Heute starten die Deutschen bei Olympia gegen einen Goldkandidaten. Der Nachwuchs der Mexikaner zählt seit Jahren zur Weltspitze. Warum profitiert davon nicht der A‑Kader?
Auffallend ist, dass nur wenige der Spieler, die 2005 bzw. 2011 den U17-Titel holten, heute im Profibereich eine prominente Rolle spielen. Die Durchlässigkeit von Talenten in die Nationalmannschaft ist gering, meist, weil die Nachwuchsspieler in den letzten Jahren bei ihren Vereinen in Mexikos Liga MX nur wenige Einsatzmöglichkeiten bekamen.
Die Verantwortlichen haben immerhin das Problem erkannt – und reagiert. Die Liga führte 2009 eine U17- und eine U20-Klasse ein, in der sich der Nachwuchs der Erstligisten duelliert. So konnten sich die Talente auf Wettkampfebene zeigen und entwickeln, wodurch die Besten leichter in den Profikader aufrücken konnten.
Manchester und Leverkusen locken
Der aktuelle Olympiakader zeigt die Veränderungen. 17 der 18 Spieler stehen in der heimischen Liga MX unter Vertrag, einzig Stürmer Erick Torres verdient sein Geld im Ausland, bei Houston Dynamo in der MLS. Ein Zustand, der vermutlich nicht von Dauer sein wird; in Brasilien werden sich wieder viele Talentscouts aus Europa auf der Tribüne drängeln.
Der vielleicht hoffnungsvollste Aspirant für höhere Aufgaben ist Linksaußen Hirving Lozano, 21, vom CF Pachuca. Der Klubpräsident bestätigte Gespräche mit Manchester United, eine Einigung mit dem Mourinho-Verein steht aber noch aus. Auch wenn Lozano vor einigen Wochen von einer möglichen Offerte aus England noch nichts gewusst haben wollte, der Sprung nach Europa scheint für den torgefährlichen Sprinter nur eine Frage der Zeit.

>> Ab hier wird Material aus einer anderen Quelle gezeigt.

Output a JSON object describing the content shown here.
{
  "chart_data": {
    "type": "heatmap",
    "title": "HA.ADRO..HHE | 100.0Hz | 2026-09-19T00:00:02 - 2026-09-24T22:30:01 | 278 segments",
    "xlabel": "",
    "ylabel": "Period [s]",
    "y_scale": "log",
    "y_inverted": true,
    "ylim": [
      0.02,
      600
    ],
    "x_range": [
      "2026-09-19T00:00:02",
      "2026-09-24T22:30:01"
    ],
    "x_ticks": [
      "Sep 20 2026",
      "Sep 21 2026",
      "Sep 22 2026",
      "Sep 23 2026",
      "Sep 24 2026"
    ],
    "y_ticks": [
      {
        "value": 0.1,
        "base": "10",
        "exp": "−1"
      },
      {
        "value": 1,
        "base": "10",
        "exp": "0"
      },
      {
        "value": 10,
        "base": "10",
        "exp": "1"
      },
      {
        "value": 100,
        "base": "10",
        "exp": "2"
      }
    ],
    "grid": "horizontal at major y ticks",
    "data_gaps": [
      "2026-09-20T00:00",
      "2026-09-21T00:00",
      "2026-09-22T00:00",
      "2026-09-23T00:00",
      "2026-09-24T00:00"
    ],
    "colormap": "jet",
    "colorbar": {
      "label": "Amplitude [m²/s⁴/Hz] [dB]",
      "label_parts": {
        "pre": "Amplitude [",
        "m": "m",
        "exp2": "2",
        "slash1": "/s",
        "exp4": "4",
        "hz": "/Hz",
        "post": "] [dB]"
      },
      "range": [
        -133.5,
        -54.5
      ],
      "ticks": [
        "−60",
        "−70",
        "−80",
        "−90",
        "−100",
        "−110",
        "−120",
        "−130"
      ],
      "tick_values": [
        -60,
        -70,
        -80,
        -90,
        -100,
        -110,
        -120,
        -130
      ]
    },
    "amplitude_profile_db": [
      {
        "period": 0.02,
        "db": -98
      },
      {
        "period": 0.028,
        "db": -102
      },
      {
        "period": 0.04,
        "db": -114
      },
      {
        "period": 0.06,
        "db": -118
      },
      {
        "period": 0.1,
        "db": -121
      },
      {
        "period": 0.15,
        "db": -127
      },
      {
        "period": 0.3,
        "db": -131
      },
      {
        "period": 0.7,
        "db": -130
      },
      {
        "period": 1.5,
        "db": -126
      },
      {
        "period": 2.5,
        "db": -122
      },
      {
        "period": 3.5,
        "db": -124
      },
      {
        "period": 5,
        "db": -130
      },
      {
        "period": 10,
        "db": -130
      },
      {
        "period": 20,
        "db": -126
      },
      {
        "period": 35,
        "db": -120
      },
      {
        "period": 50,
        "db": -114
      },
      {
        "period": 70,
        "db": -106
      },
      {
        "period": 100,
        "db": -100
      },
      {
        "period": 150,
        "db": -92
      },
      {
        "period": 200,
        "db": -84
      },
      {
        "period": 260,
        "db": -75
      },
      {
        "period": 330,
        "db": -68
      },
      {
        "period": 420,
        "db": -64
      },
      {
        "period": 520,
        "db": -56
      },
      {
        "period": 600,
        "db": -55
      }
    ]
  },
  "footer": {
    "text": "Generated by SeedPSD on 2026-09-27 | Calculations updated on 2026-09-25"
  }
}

Ebenfalls begehrt ist Carlos Salcedo, dem zugetraut wird, in die großen Fußstapfen von Rafael Márquez in der Nationalmannschaft zu treten. In den letzten Monaten soll sein Verein Deportivo Guadalajara bereits mehrere Anfragen für den Innenverteidiger erhalten haben, darunter auch von Bayer Leverkusen und Ajax Amsterdam. Nun bildet er aber zunächst mit dem 19-jährigen, ähnlich umworbenen César Montes das Abwehrzentrum von El Tri.
Eine Regel untergräbt alle Fortschritte
Nachwuchsligen, gesteigerte Spielzeiten, Auslandsofferten – es scheint, als habe der mexikanische Fußball aus den Fehlern der Vergangenheit gelernt. Oder doch nicht? Im Mai beschloss die Liga MX die 10/8-Regel: Ab kommender Saison dürfen an jedem Spieltag maximal zehn Ausländer im Kader stehen, acht Spieler auf dem Meldebogen müssen aus Mexiko stammen. Bislang lag die Grenze bei fünf Spielern ohne mexikanischen Pass. Viele Trainer und Ex-Spieler kritisierten die Regelung scharf, doch die Liga blieb hart. Sie strebt vermutlich höhere Vermarktungserlöse durch ausländische Stars an. Für den mexikanischen Nachwuchs bedeutet dies, sich erneut hintanzustellen. Am ersten Spieltag 2016/17 standen nur noch 20 U23-Spieler in den Startformationen der 18 Erstligisten, also knapp einer pro Team. Ob das so gewollt ist?
Keine Spielzeit heißt keine Entwicklung heißt keine Perspektive. Der mexikanische Fußball scheint sich einmal mehr selbst im Weg zu stehen. Auch eine olympische Goldmedaille könnte darüber nicht hinwegtäuschen.